R. Phillip Dellinger, MD, professor of medicine and distinguished scholar at Cooper Medical School of Rowan University (CMSRU), senior critical care attending at Cooper University Health Care and director of the Cooper Research Institute, was honored with the New Jersey Hospital Association’s Lifetime Achievement, Clinical Excellence Award. He was among 14 individuals and organizations honored for exemplary service to the people of New Jersey during the COVID-19 pandemic at an awards ceremony on July 15.

“Dr. Dellinger is an outstanding physician, researcher and educator, and I couldn’t be more proud that he is a member of our faculty,” said Annette C. Reboli, MD, dean of CMSRU. “Known worldwide for his groundbreaking work in the field of critical care medicine, it’s not surprising that Dr. Dellinger delayed his plans to retire and insisted on joining colleagues in treating patients in the intensive care units during the COVID19 pandemic. The clinical expertise and decades of experience working with critically ill patients that he brought to the care teams were invaluable, and ultimately helped save lives.”

Dr. Dellinger is featured in Cooper’s award-winning Stories in Care web series. The series brings viewers behind the scenes, detailing what is was like for frontline health care workers in the early days of the pandemic.

Dr.
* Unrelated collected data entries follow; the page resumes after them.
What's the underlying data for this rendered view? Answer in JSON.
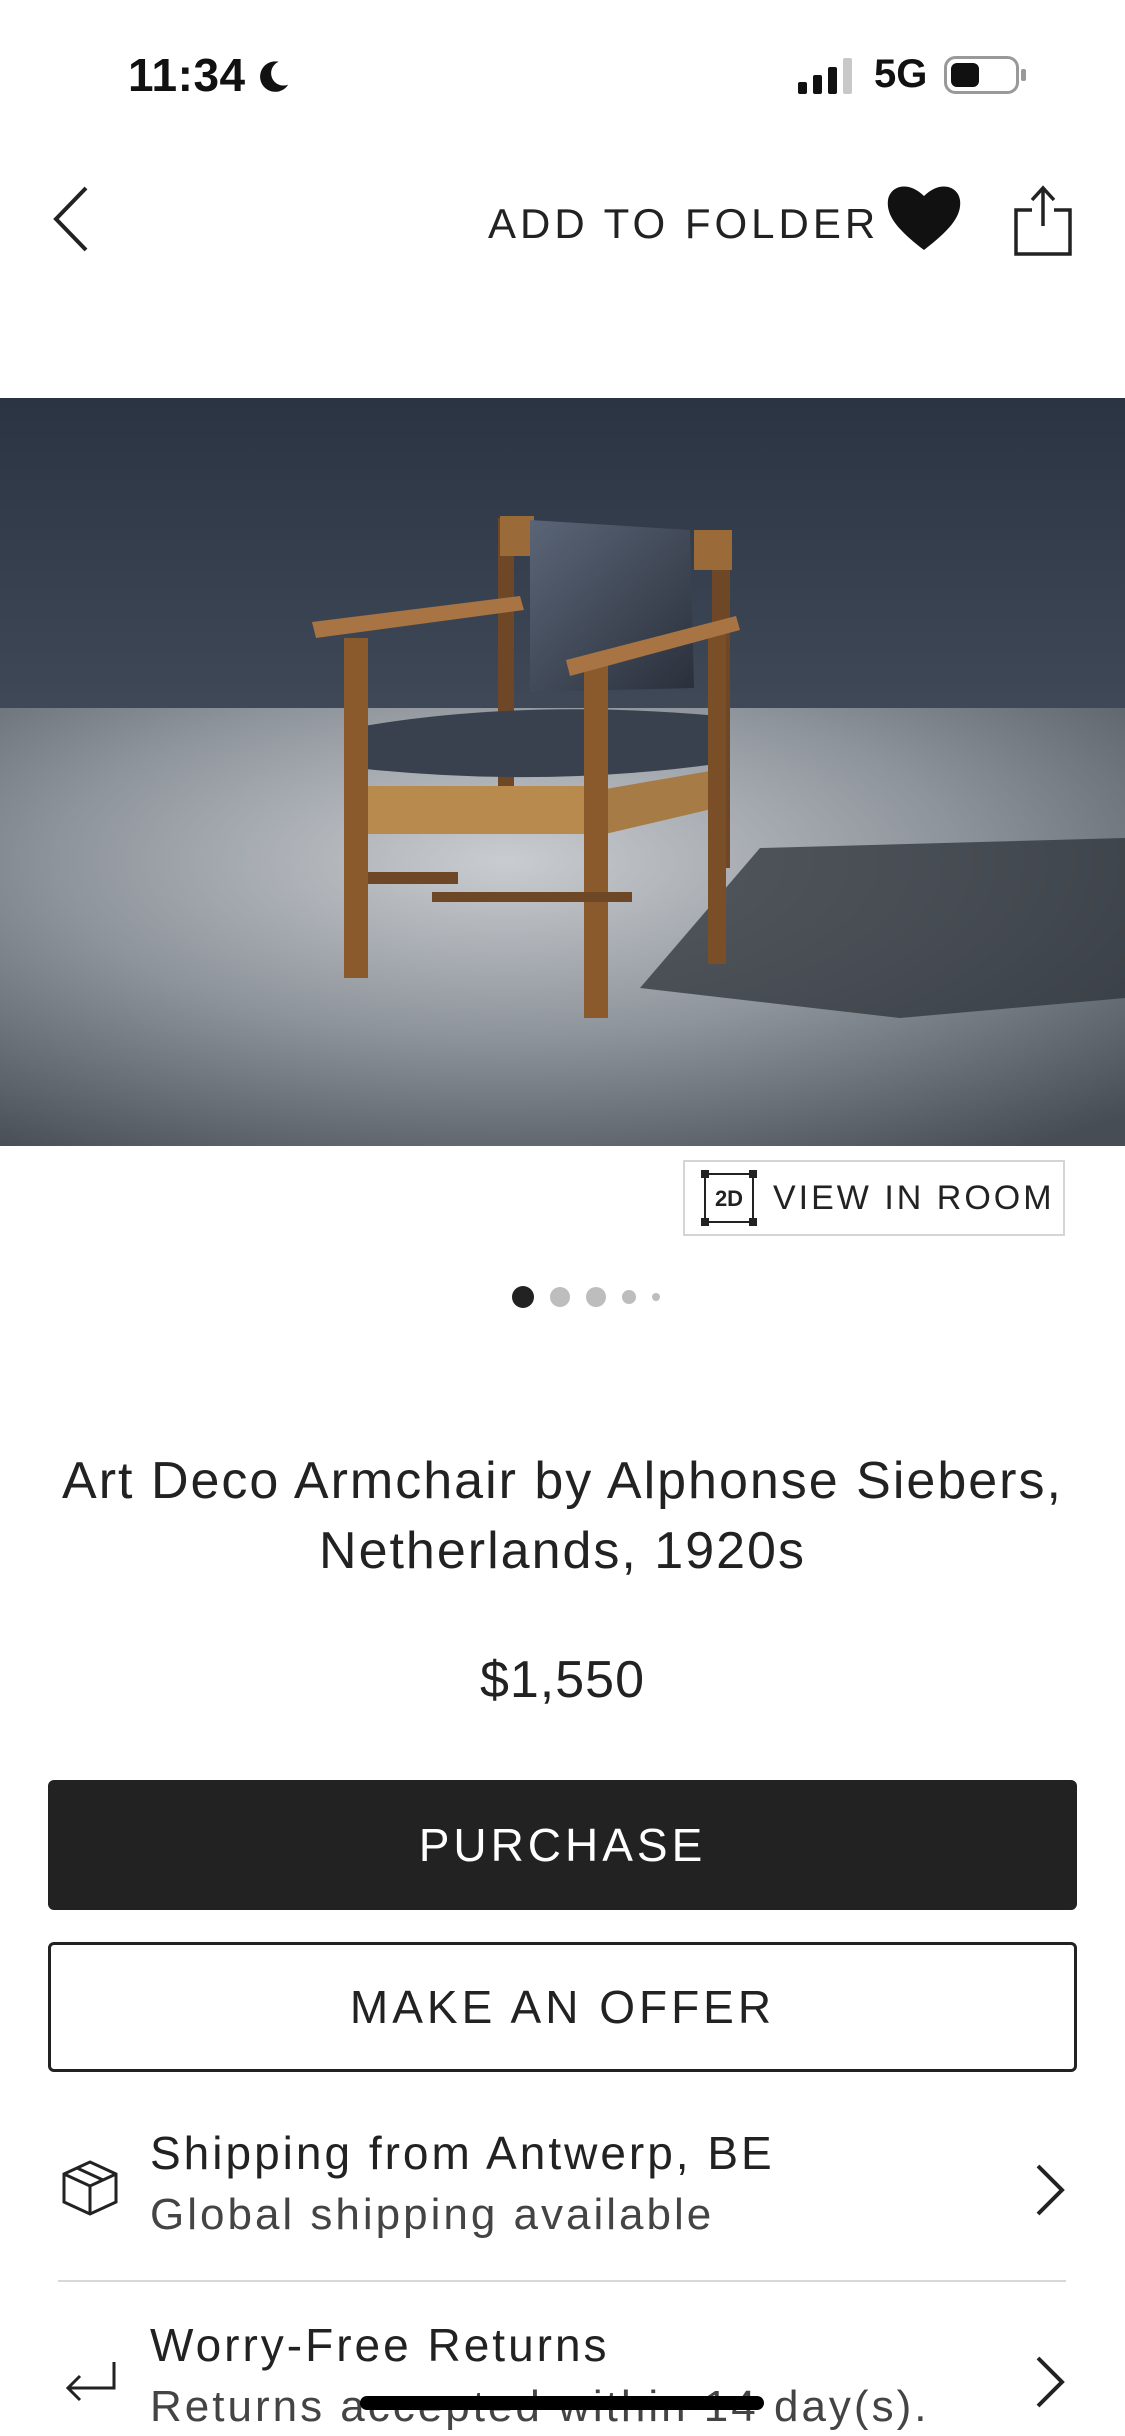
{
  "status_bar": {
    "time": "11:34",
    "network": "5G",
    "icons": [
      "moon-icon",
      "signal-icon",
      "battery-icon"
    ]
  },
  "nav": {
    "add_to_folder": "ADD TO FOLDER",
    "icons": [
      "back-chevron-icon",
      "heart-icon",
      "share-icon"
    ]
  },
  "gallery": {
    "view_in_room_badge": "2D",
    "view_in_room_label": "VIEW IN ROOM",
    "image_count_dots": 5,
    "active_index": 1
  },
  "product": {
    "title": "Art Deco Armchair by Alphonse Siebers, Netherlands, 1920s",
    "price": "$1,550"
  },
  "actions": {
    "purchase": "PURCHASE",
    "make_offer": "MAKE AN OFFER"
  },
  "info": {
    "shipping_title": "Shipping from Antwerp, BE",
    "shipping_sub": "Global shipping available",
    "returns_title": "Worry-Free Returns",
    "returns_sub": "Returns accepted within 14 day(s)."
  },
  "colors": {
    "primary_button": "#222222",
    "background": "#ffffff",
    "divider": "#d8d8d8"
  }
}
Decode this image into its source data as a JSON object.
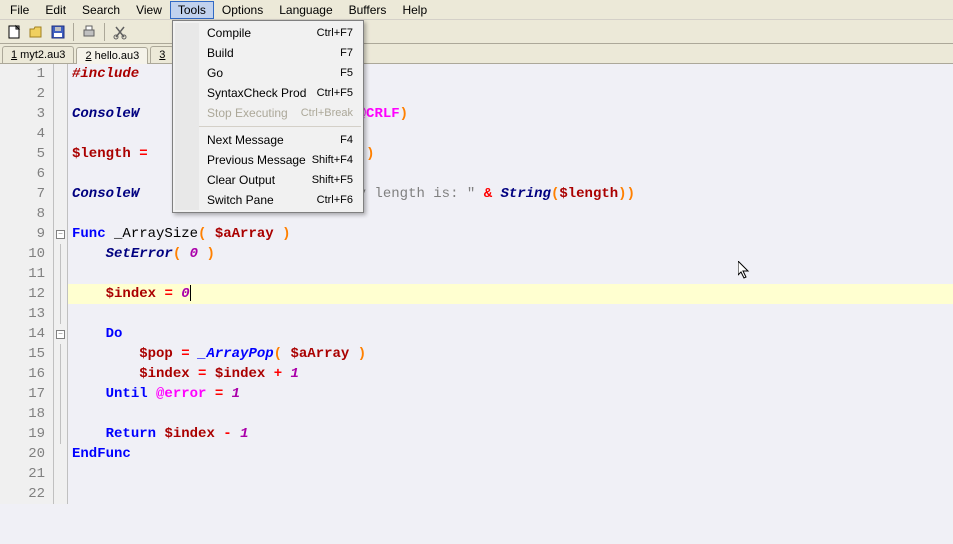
{
  "menubar": {
    "items": [
      "File",
      "Edit",
      "Search",
      "View",
      "Tools",
      "Options",
      "Language",
      "Buffers",
      "Help"
    ],
    "active_index": 4
  },
  "tabs": [
    {
      "num": "1",
      "label": "myt2.au3"
    },
    {
      "num": "2",
      "label": "hello.au3"
    },
    {
      "num": "3",
      "label": ""
    }
  ],
  "active_tab": 1,
  "dropdown": {
    "groups": [
      [
        {
          "label": "Compile",
          "shortcut": "Ctrl+F7"
        },
        {
          "label": "Build",
          "shortcut": "F7"
        },
        {
          "label": "Go",
          "shortcut": "F5"
        },
        {
          "label": "SyntaxCheck Prod",
          "shortcut": "Ctrl+F5"
        },
        {
          "label": "Stop Executing",
          "shortcut": "Ctrl+Break",
          "disabled": true
        }
      ],
      [
        {
          "label": "Next Message",
          "shortcut": "F4"
        },
        {
          "label": "Previous Message",
          "shortcut": "Shift+F4"
        },
        {
          "label": "Clear Output",
          "shortcut": "Shift+F5"
        },
        {
          "label": "Switch Pane",
          "shortcut": "Ctrl+F6"
        }
      ]
    ]
  },
  "code": {
    "lines": [
      {
        "n": 1,
        "tokens": [
          {
            "c": "kw-red",
            "t": "#include"
          }
        ]
      },
      {
        "n": 2,
        "tokens": []
      },
      {
        "n": 3,
        "tokens": [
          {
            "c": "func",
            "t": "ConsoleW"
          },
          {
            "c": "",
            "t": "                          "
          },
          {
            "c": "macro",
            "t": "@CRLF"
          },
          {
            "c": "paren",
            "t": ")"
          }
        ]
      },
      {
        "n": 4,
        "tokens": []
      },
      {
        "n": 5,
        "tokens": [
          {
            "c": "var",
            "t": "$length"
          },
          {
            "c": "",
            "t": " "
          },
          {
            "c": "op",
            "t": "="
          },
          {
            "c": "",
            "t": "                          "
          },
          {
            "c": "paren",
            "t": ")"
          }
        ]
      },
      {
        "n": 6,
        "tokens": []
      },
      {
        "n": 7,
        "tokens": [
          {
            "c": "func",
            "t": "ConsoleW"
          },
          {
            "c": "",
            "t": "                         "
          },
          {
            "c": "str",
            "t": "ay length is: \""
          },
          {
            "c": "",
            "t": " "
          },
          {
            "c": "op",
            "t": "&"
          },
          {
            "c": "",
            "t": " "
          },
          {
            "c": "func",
            "t": "String"
          },
          {
            "c": "paren",
            "t": "("
          },
          {
            "c": "var",
            "t": "$length"
          },
          {
            "c": "paren",
            "t": ")"
          },
          {
            "c": "paren",
            "t": ")"
          }
        ]
      },
      {
        "n": 8,
        "tokens": []
      },
      {
        "n": 9,
        "fold": "minus",
        "tokens": [
          {
            "c": "kw-blue",
            "t": "Func"
          },
          {
            "c": "",
            "t": " _ArraySize"
          },
          {
            "c": "paren",
            "t": "("
          },
          {
            "c": "",
            "t": " "
          },
          {
            "c": "var",
            "t": "$aArray"
          },
          {
            "c": "",
            "t": " "
          },
          {
            "c": "paren",
            "t": ")"
          }
        ]
      },
      {
        "n": 10,
        "foldline": true,
        "tokens": [
          {
            "c": "",
            "t": "    "
          },
          {
            "c": "func",
            "t": "SetError"
          },
          {
            "c": "paren",
            "t": "("
          },
          {
            "c": "",
            "t": " "
          },
          {
            "c": "num",
            "t": "0"
          },
          {
            "c": "",
            "t": " "
          },
          {
            "c": "paren",
            "t": ")"
          }
        ]
      },
      {
        "n": 11,
        "foldline": true,
        "tokens": []
      },
      {
        "n": 12,
        "foldline": true,
        "current": true,
        "tokens": [
          {
            "c": "",
            "t": "    "
          },
          {
            "c": "var",
            "t": "$index"
          },
          {
            "c": "",
            "t": " "
          },
          {
            "c": "op",
            "t": "="
          },
          {
            "c": "",
            "t": " "
          },
          {
            "c": "num",
            "t": "0"
          }
        ],
        "caret": true
      },
      {
        "n": 13,
        "foldline": true,
        "tokens": []
      },
      {
        "n": 14,
        "fold": "minus",
        "tokens": [
          {
            "c": "",
            "t": "    "
          },
          {
            "c": "kw-blue",
            "t": "Do"
          }
        ]
      },
      {
        "n": 15,
        "foldline": true,
        "tokens": [
          {
            "c": "",
            "t": "        "
          },
          {
            "c": "var",
            "t": "$pop"
          },
          {
            "c": "",
            "t": " "
          },
          {
            "c": "op",
            "t": "="
          },
          {
            "c": "",
            "t": " "
          },
          {
            "c": "kw-blueit",
            "t": "_ArrayPop"
          },
          {
            "c": "paren",
            "t": "("
          },
          {
            "c": "",
            "t": " "
          },
          {
            "c": "var",
            "t": "$aArray"
          },
          {
            "c": "",
            "t": " "
          },
          {
            "c": "paren",
            "t": ")"
          }
        ]
      },
      {
        "n": 16,
        "foldline": true,
        "tokens": [
          {
            "c": "",
            "t": "        "
          },
          {
            "c": "var",
            "t": "$index"
          },
          {
            "c": "",
            "t": " "
          },
          {
            "c": "op",
            "t": "="
          },
          {
            "c": "",
            "t": " "
          },
          {
            "c": "var",
            "t": "$index"
          },
          {
            "c": "",
            "t": " "
          },
          {
            "c": "op",
            "t": "+"
          },
          {
            "c": "",
            "t": " "
          },
          {
            "c": "num",
            "t": "1"
          }
        ]
      },
      {
        "n": 17,
        "foldline": true,
        "tokens": [
          {
            "c": "",
            "t": "    "
          },
          {
            "c": "kw-blue",
            "t": "Until"
          },
          {
            "c": "",
            "t": " "
          },
          {
            "c": "macro",
            "t": "@error"
          },
          {
            "c": "",
            "t": " "
          },
          {
            "c": "op",
            "t": "="
          },
          {
            "c": "",
            "t": " "
          },
          {
            "c": "num",
            "t": "1"
          }
        ]
      },
      {
        "n": 18,
        "foldline": true,
        "tokens": []
      },
      {
        "n": 19,
        "foldline": true,
        "tokens": [
          {
            "c": "",
            "t": "    "
          },
          {
            "c": "kw-blue",
            "t": "Return"
          },
          {
            "c": "",
            "t": " "
          },
          {
            "c": "var",
            "t": "$index"
          },
          {
            "c": "",
            "t": " "
          },
          {
            "c": "op",
            "t": "-"
          },
          {
            "c": "",
            "t": " "
          },
          {
            "c": "num",
            "t": "1"
          }
        ]
      },
      {
        "n": 20,
        "tokens": [
          {
            "c": "kw-blue",
            "t": "EndFunc"
          }
        ]
      },
      {
        "n": 21,
        "tokens": []
      },
      {
        "n": 22,
        "tokens": []
      }
    ]
  }
}
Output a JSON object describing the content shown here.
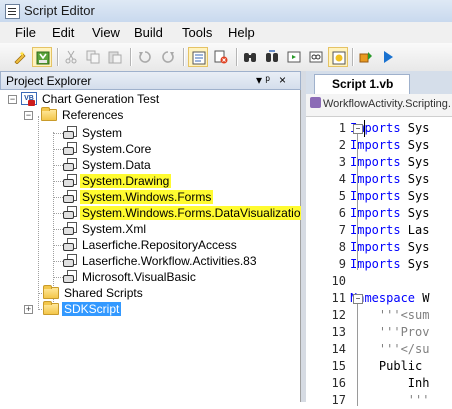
{
  "window": {
    "title": "Script Editor"
  },
  "menu": [
    "File",
    "Edit",
    "View",
    "Build",
    "Tools",
    "Help"
  ],
  "toolbar_icons": [
    "new-script-icon",
    "save-icon",
    "cut-icon",
    "copy-icon",
    "paste-icon",
    "undo-icon",
    "redo-icon",
    "project-explorer-icon",
    "references-icon",
    "find-icon",
    "find-replace-icon",
    "image-icon",
    "watch-icon",
    "breakpoint-icon",
    "build-icon",
    "run-icon"
  ],
  "project_explorer": {
    "title": "Project Explorer",
    "pin": "▾ ᵖ",
    "close": "×",
    "project": "Chart Generation Test",
    "references_folder": "References",
    "references": [
      {
        "label": "System",
        "highlight": false
      },
      {
        "label": "System.Core",
        "highlight": false
      },
      {
        "label": "System.Data",
        "highlight": false
      },
      {
        "label": "System.Drawing",
        "highlight": true
      },
      {
        "label": "System.Windows.Forms",
        "highlight": true
      },
      {
        "label": "System.Windows.Forms.DataVisualization",
        "highlight": true
      },
      {
        "label": "System.Xml",
        "highlight": false
      },
      {
        "label": "Laserfiche.RepositoryAccess",
        "highlight": false
      },
      {
        "label": "Laserfiche.Workflow.Activities.83",
        "highlight": false
      },
      {
        "label": "Microsoft.VisualBasic",
        "highlight": false
      }
    ],
    "shared_scripts": "Shared Scripts",
    "sdk_script": "SDKScript"
  },
  "editor": {
    "tab": "Script 1.vb",
    "class_selector": "WorkflowActivity.Scripting.",
    "lines": [
      {
        "n": "1",
        "kw": "Imports",
        "rest": " Sys"
      },
      {
        "n": "2",
        "kw": "Imports",
        "rest": " Sys"
      },
      {
        "n": "3",
        "kw": "Imports",
        "rest": " Sys"
      },
      {
        "n": "4",
        "kw": "Imports",
        "rest": " Sys"
      },
      {
        "n": "5",
        "kw": "Imports",
        "rest": " Sys"
      },
      {
        "n": "6",
        "kw": "Imports",
        "rest": " Sys"
      },
      {
        "n": "7",
        "kw": "Imports",
        "rest": " Las"
      },
      {
        "n": "8",
        "kw": "Imports",
        "rest": " Sys"
      },
      {
        "n": "9",
        "kw": "Imports",
        "rest": " Sys"
      },
      {
        "n": "10",
        "kw": "",
        "rest": ""
      },
      {
        "n": "11",
        "kw": "Namespace",
        "rest": " W"
      },
      {
        "n": "12",
        "kw": "",
        "rest": "    '''<sum"
      },
      {
        "n": "13",
        "kw": "",
        "rest": "    '''Prov"
      },
      {
        "n": "14",
        "kw": "",
        "rest": "    '''</su"
      },
      {
        "n": "15",
        "kw": "",
        "rest": "    Public "
      },
      {
        "n": "16",
        "kw": "",
        "rest": "        Inh"
      },
      {
        "n": "17",
        "kw": "",
        "rest": "        '''"
      }
    ]
  }
}
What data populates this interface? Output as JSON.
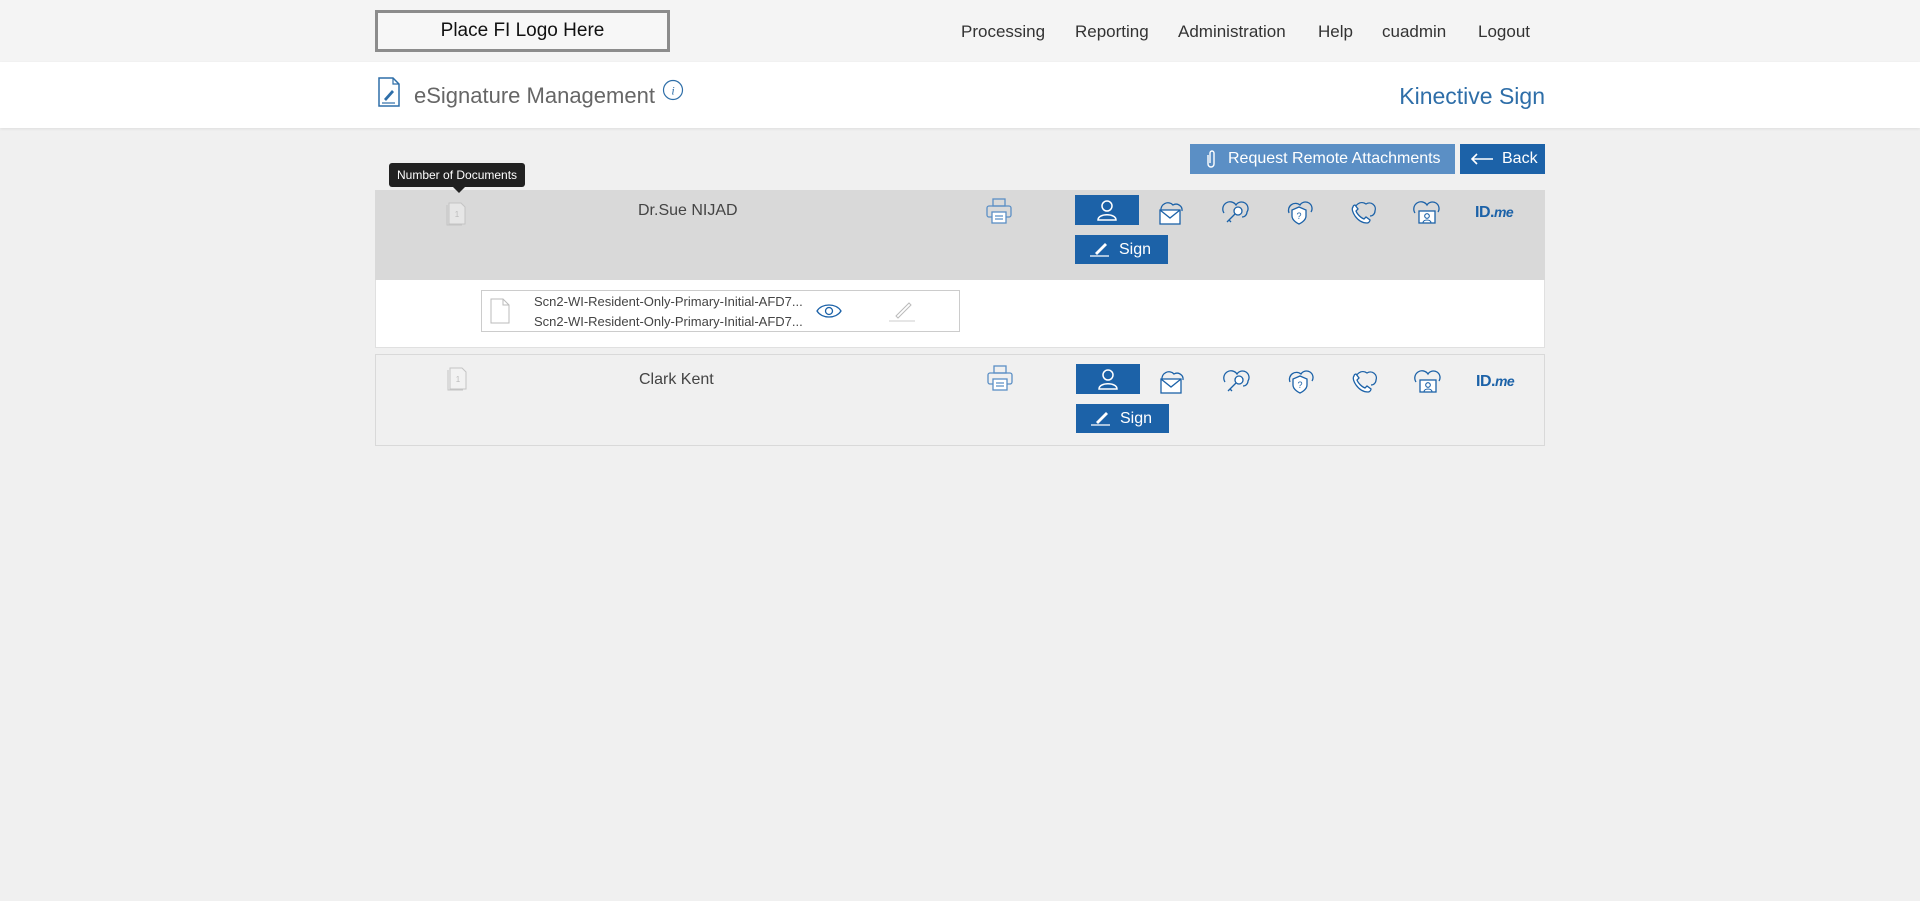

Dellinger, an internationally known clinician, researcher, and sepsis expert had planned to retire in October 2020 after a distinguished 40-year career in medicine, more than 20 of which have been at Cooper. However, as it did with many things, the COVID-19 pandemic delayed those plans. Due to his expertise in sepsis and acute respiratory distress syndrome, Dr. Dellinger felt a duty to step back into the clinical setting to work alongside Cooper’s critical care team to help treat the more than 3,400 COVID-19 patients admitted to the hospital since March 2020. 

As former chair and chief of medicine and division head of critical care medicine at Cooper and CMSRU, which offers a renowned critical care fellowship program, Dr. Dellinger had personally trained a majority of the critical care physicians he worked alongside during the pandemic. Throughout the pandemic, he also participated in numerous national and international panels and advisory groups as the medical community determined best practices for treating this novel virus.

Over his career, Dr. Dellinger has authored more than 250 journal articles and book chapters as well as edited more than 30 books and journal issues in the fields of critical care medicine and lung disease, featuring both laboratory and clinical research. He co-edited four editions of Critical Care Medicine (Mosby), and serves as associate editor of Critical Care Medicine journal. He was inducted as a Master Fellow in the College of Critical Care Medicine in 2012 and is a past president of the Society of Critical Care Medicine (SCCM). He was the recipient of the SCCM Lifetime Achievement Award in 2015.

Dr. Dellinger is past chairman of the International Sepsis Forum (ISF) and currently serves on the ISF Council. He was the lead author of the 2004, 2008, and 2012 Surviving Sepsis Campaign International Guidelines on the Management of Severe Sepsis and Septic Shock and senior author on the 2016 guidelines.  He has served as lead faculty for the New Jersey Hospital Association Sepsis Performance Improvement Collaborative and has led The Maryland Hospital Association and Maryland Patient Safety Council’s Statewide Collaborative on Sepsis Performance Improvement. He is a decorated veteran and recipient of the Bronze Star and Purple Heart during his service in Vietnam in 1971.